Африканская деревня просыпается рано. Солнце на ладонь поднялось над крышами хижин, и влажный воздух еще хранит ночную прохладу, а Акпаси наполнил обычный утренний шум: пение петухов, крики ребятишек и глухой стук — это женщины толкут в деревянных ступах просо или маис для дневной трапезы. Крестьяне затемно отправились в поле, охотники третий день как ушли в лес, так что дома остались только женщины, старики и дети.

Мы с Бруно идем по деревне. Она состоит из небольших хуторков-кварталов, в которых, как правило, живет одна семья. Надо учесть, что здесь понятие «семья» весьма отличается от нашего представления о ней как о небольшой группе близких людей, родственных по крови. Всего набора терминов — от золовки до сватьи, от свояка до деверя (в которых нам, кстати, без Даля и Ожегова и самим не разобраться) — не хватит, чтобы описать обычную африканскую «семью», достигающую иногда полутораста человек. Сами африканцы особо не утруждают себя решением этих генеалогических головоломок; для определения семейной иерархии им хватает двух признаков: кто кого старше и по какой линии идет родство — материнской или отцовской. И когда африканец, представляя вам родственника, говорит, что он «младший кузен старшей сестры его матери», не пытайтесь понять степень родства — это под силу лишь ЭВМ.

В Акпаси и его окрестностях живет народность наго. Так местные племена фон называли йоруба, пришедших в эти края несколько веков тому назад с территории нынешней Нигерии. Отряды йоруба двигались тогда с востока на запад, но натолкнулись на армии абомейского королевства и, огибая их, повернули к северу. Здесь они нашли плодородные земли и поселились в окрестностях городков Банте, Савалу и Саве. Хотя общение с местными племенами и наложило на йоруба определенный отпечаток, они во многом сохранили обычаи и язык своих предков — йоруба.

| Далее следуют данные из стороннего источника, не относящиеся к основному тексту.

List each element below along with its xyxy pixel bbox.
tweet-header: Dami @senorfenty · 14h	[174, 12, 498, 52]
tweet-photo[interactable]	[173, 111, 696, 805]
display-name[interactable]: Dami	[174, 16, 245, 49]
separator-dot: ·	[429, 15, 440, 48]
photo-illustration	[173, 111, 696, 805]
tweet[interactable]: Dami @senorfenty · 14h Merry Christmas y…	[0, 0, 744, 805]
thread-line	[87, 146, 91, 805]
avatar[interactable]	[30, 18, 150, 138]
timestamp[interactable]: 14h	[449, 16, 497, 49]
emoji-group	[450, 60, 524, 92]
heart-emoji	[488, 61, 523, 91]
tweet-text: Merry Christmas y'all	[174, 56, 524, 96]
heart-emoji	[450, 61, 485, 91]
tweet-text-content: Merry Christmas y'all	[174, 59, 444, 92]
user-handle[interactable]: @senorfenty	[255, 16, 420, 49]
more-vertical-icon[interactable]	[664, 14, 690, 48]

Люди наго, наверное, одни из самых вежливых в мире — только формул приветствий у них насчитывается несколько сотен. Слова приветствий видоизменяются в зависимости от занятия, возраста, настроения, состояния здоровья, профессии человека, которому они адресуются, времени года и дня, погоды и так далее и тому подобное. Есть приветствия для холодной, жаркой, дождливой и солнечной погоды, для времени, когда дует палящий харматтан; с сидящим человеком здороваются не так, как с идущим или, к примеру, умывающимся. Они варьируются от простого «ку аро» — «добрый день» — до «ку ишегун» — так здороваются с тем, кто долго добивался достижения своей цели. Торговцу, чьи дела идут не блестяще, скажут «ку инанжу», болтуну — «ку ирегбе», старому другу, которого давно не видели, — «ку атижо». Наконец, есть совсем сложные формулы, типа приветствия «между родственниками или соседями в период дождей, когда земля еще мокрая».

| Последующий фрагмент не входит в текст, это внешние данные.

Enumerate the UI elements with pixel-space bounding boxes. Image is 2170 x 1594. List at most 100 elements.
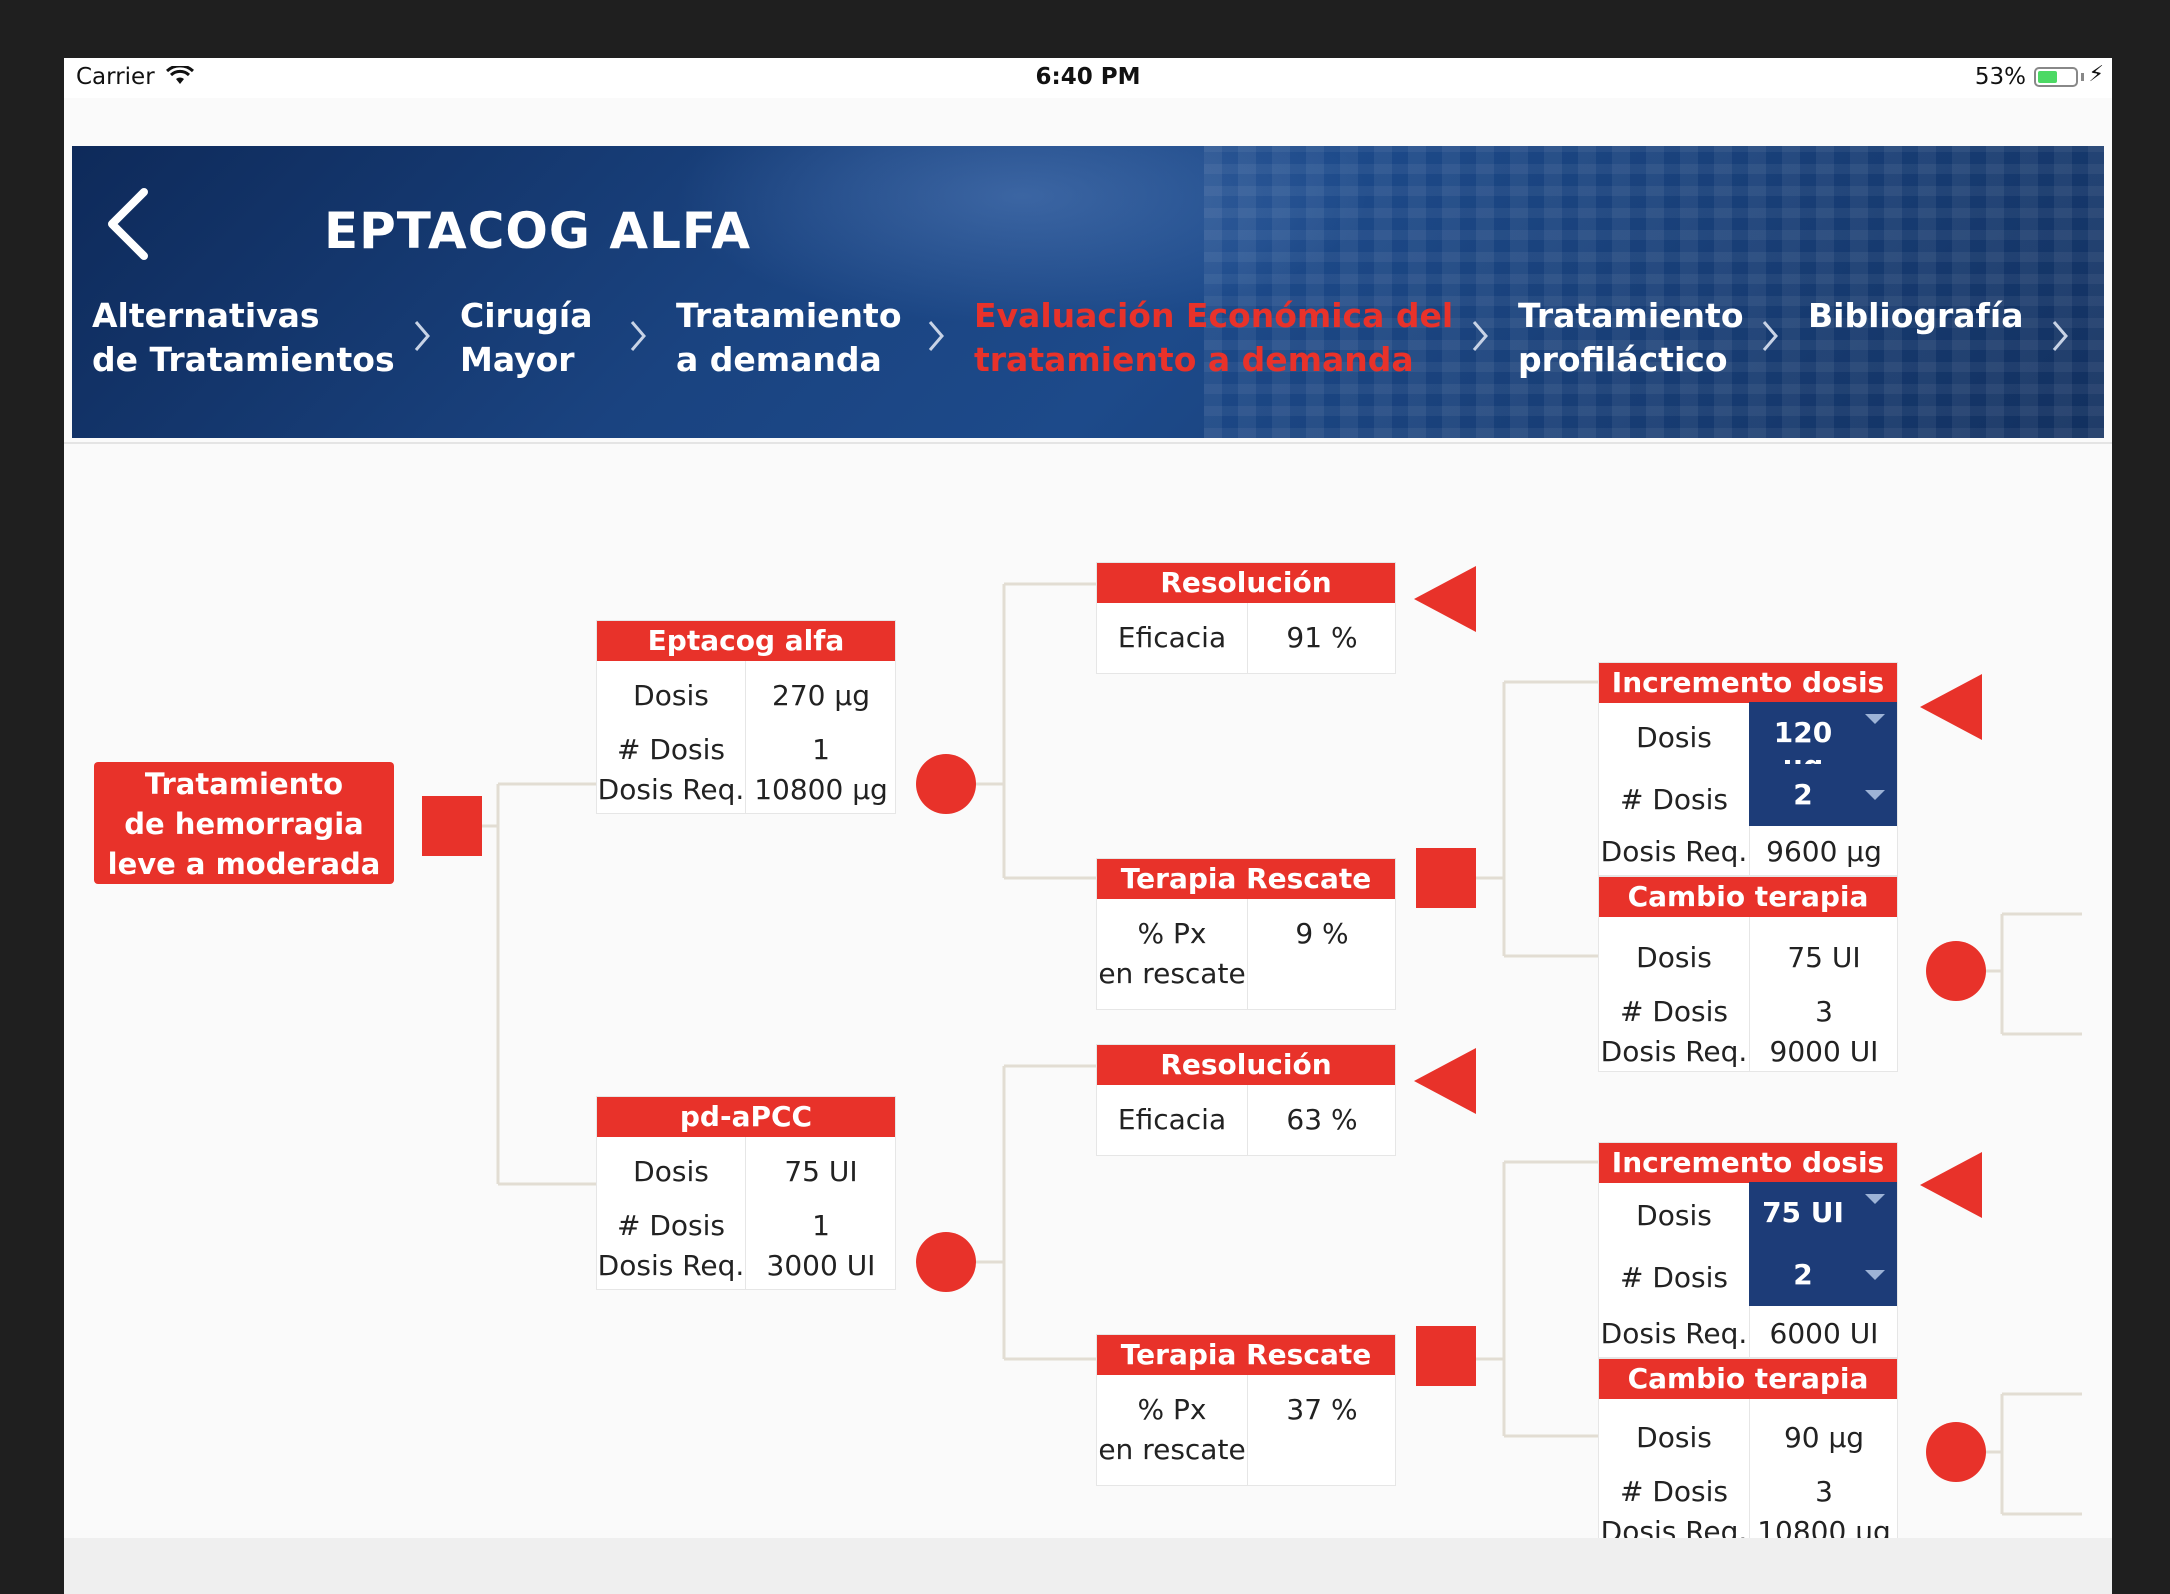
option-card-pdapcc: pd-aPCC Dosis 75 UI # Dosis 1 Dosis Req.… xyxy=(596,1096,896,1290)
dose-count-select[interactable]: 2 xyxy=(1749,764,1897,826)
row-value: 10800 µg xyxy=(754,773,888,806)
decision-node xyxy=(1416,848,1476,908)
row-label: Dosis Req. xyxy=(1600,1035,1748,1068)
row-label: Dosis xyxy=(633,679,709,712)
outcome-card-resolucion: Resolución Eficacia 63 % xyxy=(1096,1044,1396,1156)
battery-percent: 53% xyxy=(1974,64,2026,90)
row-label: Eficacia xyxy=(1117,621,1227,654)
row-value: 37 % xyxy=(1286,1393,1358,1426)
dose-select[interactable]: 75 UI xyxy=(1749,1182,1897,1244)
row-label: % Px xyxy=(1137,1393,1207,1426)
chevron-right-icon xyxy=(1472,321,1488,351)
card-title: Resolución xyxy=(1097,1045,1395,1085)
outcome-card-cambio-terapia: Cambio terapia Dosis 75 UI # Dosis 3 Dos… xyxy=(1598,876,1898,1072)
decision-tree: Tratamiento de hemorragia leve a moderad… xyxy=(64,444,2112,1594)
dropdown-caret-icon xyxy=(1865,1270,1885,1280)
row-label: # Dosis xyxy=(1619,995,1728,1028)
row-label: # Dosis xyxy=(1619,1475,1728,1508)
chevron-right-icon xyxy=(414,321,430,351)
row-value: 3 xyxy=(1815,995,1833,1028)
dropdown-caret-icon xyxy=(1865,1194,1885,1204)
row-label: # Dosis xyxy=(616,1209,725,1242)
row-label: Dosis Req. xyxy=(1600,1317,1748,1350)
row-label: Dosis Req. xyxy=(597,773,745,806)
card-title: pd-aPCC xyxy=(597,1097,895,1137)
row-label: en rescate xyxy=(1098,957,1246,990)
status-bar: Carrier 6:40 PM 53% ⚡ xyxy=(64,58,2112,98)
root-node: Tratamiento de hemorragia leve a moderad… xyxy=(94,762,394,884)
row-label: Dosis xyxy=(1636,1421,1712,1454)
outcome-card-resolucion: Resolución Eficacia 91 % xyxy=(1096,562,1396,674)
row-value: 9 % xyxy=(1295,917,1349,950)
row-label: Eficacia xyxy=(1117,1103,1227,1136)
card-title: Incremento dosis xyxy=(1599,1143,1897,1183)
dose-select[interactable]: 120 µg xyxy=(1749,702,1897,782)
terminal-triangle-icon xyxy=(1414,566,1476,632)
card-title: Resolución xyxy=(1097,563,1395,603)
row-label: # Dosis xyxy=(616,733,725,766)
row-value: 90 µg xyxy=(1783,1421,1865,1454)
tab-tratamiento-demanda[interactable]: Tratamiento a demanda xyxy=(676,294,902,382)
row-value: 3000 UI xyxy=(766,1249,876,1282)
row-label: # Dosis xyxy=(1619,783,1728,816)
decision-node xyxy=(422,796,482,856)
row-value: 1 xyxy=(812,733,830,766)
dose-count-select[interactable]: 2 xyxy=(1749,1244,1897,1306)
row-value: 1 xyxy=(812,1209,830,1242)
card-title: Terapia Rescate xyxy=(1097,1335,1395,1375)
page-title: EPTACOG ALFA xyxy=(324,202,752,260)
row-label: Dosis xyxy=(1636,941,1712,974)
tab-cirugia-mayor[interactable]: Cirugía Mayor xyxy=(460,294,593,382)
row-label: Dosis xyxy=(1636,1199,1712,1232)
card-title: Eptacog alfa xyxy=(597,621,895,661)
terminal-triangle-icon xyxy=(1920,1152,1982,1218)
row-label: Dosis xyxy=(1636,721,1712,754)
outcome-card-terapia-rescate: Terapia Rescate % Px en rescate 37 % xyxy=(1096,1334,1396,1486)
row-value: 75 UI xyxy=(784,1155,858,1188)
tab-alternativas[interactable]: Alternativas de Tratamientos xyxy=(92,294,395,382)
row-value: 91 % xyxy=(1286,621,1358,654)
terminal-triangle-icon xyxy=(1414,1048,1476,1114)
ipad-screen: Carrier 6:40 PM 53% ⚡ EPTACOG ALFA Alter… xyxy=(64,58,2112,1594)
row-label: Dosis xyxy=(633,1155,709,1188)
row-value: 3 xyxy=(1815,1475,1833,1508)
battery-icon xyxy=(2034,67,2078,87)
row-label: en rescate xyxy=(1098,1433,1246,1466)
charging-bolt-icon: ⚡ xyxy=(2088,62,2104,87)
chance-node xyxy=(1926,941,1986,1001)
chevron-right-icon xyxy=(1762,321,1778,351)
row-value: 270 µg xyxy=(772,679,870,712)
card-title: Cambio terapia xyxy=(1599,1359,1897,1399)
row-label: Dosis Req. xyxy=(597,1249,745,1282)
option-card-eptacog: Eptacog alfa Dosis 270 µg # Dosis 1 Dosi… xyxy=(596,620,896,814)
row-value: 6000 UI xyxy=(1769,1317,1879,1350)
back-chevron-icon[interactable] xyxy=(100,184,160,264)
row-label: % Px xyxy=(1137,917,1207,950)
tab-tratamiento-profilactico[interactable]: Tratamiento profiláctico xyxy=(1518,294,1744,382)
clock: 6:40 PM xyxy=(1035,64,1141,90)
bottom-toolbar xyxy=(64,1538,2112,1594)
dropdown-caret-icon xyxy=(1865,790,1885,800)
chevron-right-icon xyxy=(630,321,646,351)
tab-bibliografia[interactable]: Bibliografía xyxy=(1808,294,2023,338)
outcome-card-terapia-rescate: Terapia Rescate % Px en rescate 9 % xyxy=(1096,858,1396,1010)
row-label: Dosis Req. xyxy=(1600,835,1748,868)
row-label: # Dosis xyxy=(1619,1261,1728,1294)
chance-node xyxy=(916,754,976,814)
chance-node xyxy=(916,1232,976,1292)
row-value: 63 % xyxy=(1286,1103,1358,1136)
tab-evaluacion-economica[interactable]: Evaluación Económica del tratamiento a d… xyxy=(974,294,1453,382)
terminal-triangle-icon xyxy=(1920,674,1982,740)
chevron-right-icon xyxy=(928,321,944,351)
card-title: Cambio terapia xyxy=(1599,877,1897,917)
row-value: 75 UI xyxy=(1787,941,1861,974)
row-value: 9600 µg xyxy=(1766,835,1882,868)
outcome-card-cambio-terapia: Cambio terapia Dosis 90 µg # Dosis 3 Dos… xyxy=(1598,1358,1898,1554)
select-value: 2 xyxy=(1793,778,1813,811)
battery-tip xyxy=(2081,73,2084,81)
select-value: 2 xyxy=(1793,1258,1813,1291)
card-title: Incremento dosis xyxy=(1599,663,1897,703)
chevron-right-icon xyxy=(2052,321,2068,351)
row-value: 9000 UI xyxy=(1769,1035,1879,1068)
battery-fill xyxy=(2038,71,2057,83)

Словом, в то утро, когда мы с Бруно прогуливались по Акпаси, спутник мой, похоже, ни разу не повторился в приветствиях односельчанам. Но даже он порой затруднялся, что же все-таки сказать. Например, во время визита к старой ткачихе, работавшей в соседнем квартале, перед нами возникла нелегкая проблема: стоит утро, погода жаркая, но ночью прошел дождь, и земля мокрая, ткачиха старая, к тому же она соседка и дальняя родственница, а Бруно недавно приехал и пришел не один, а с гостем, — и все это требует особых слов. Но Бруно быстро нашел выход, он сказал просто: «Ку ово э» и пояснил мне — так здороваются с теми, кто занят работой.

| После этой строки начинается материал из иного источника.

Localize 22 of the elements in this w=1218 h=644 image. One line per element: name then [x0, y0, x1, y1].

А работа спорилась под узловатыми сухими пальцами старой мастерицы. Она сидела в хижине в небольшом углублении, напоминающем стрелковую ячейку. От нехитрого ткацкого станка через отверстие в стене хижины наружу тянулись нити основы, закрепленные во дворе на металлическом стержне. Челнок так и мелькал в руках старой женщины, и на основе постепенно вырастала узенькая, в ладонь шириной, полоска сине-белой ткани. Потом внучка ткачихи продаст ткань на местном рынке, и портные сошьют из нее бу-бу — просторную и прочную одежду бенинского крестьянина.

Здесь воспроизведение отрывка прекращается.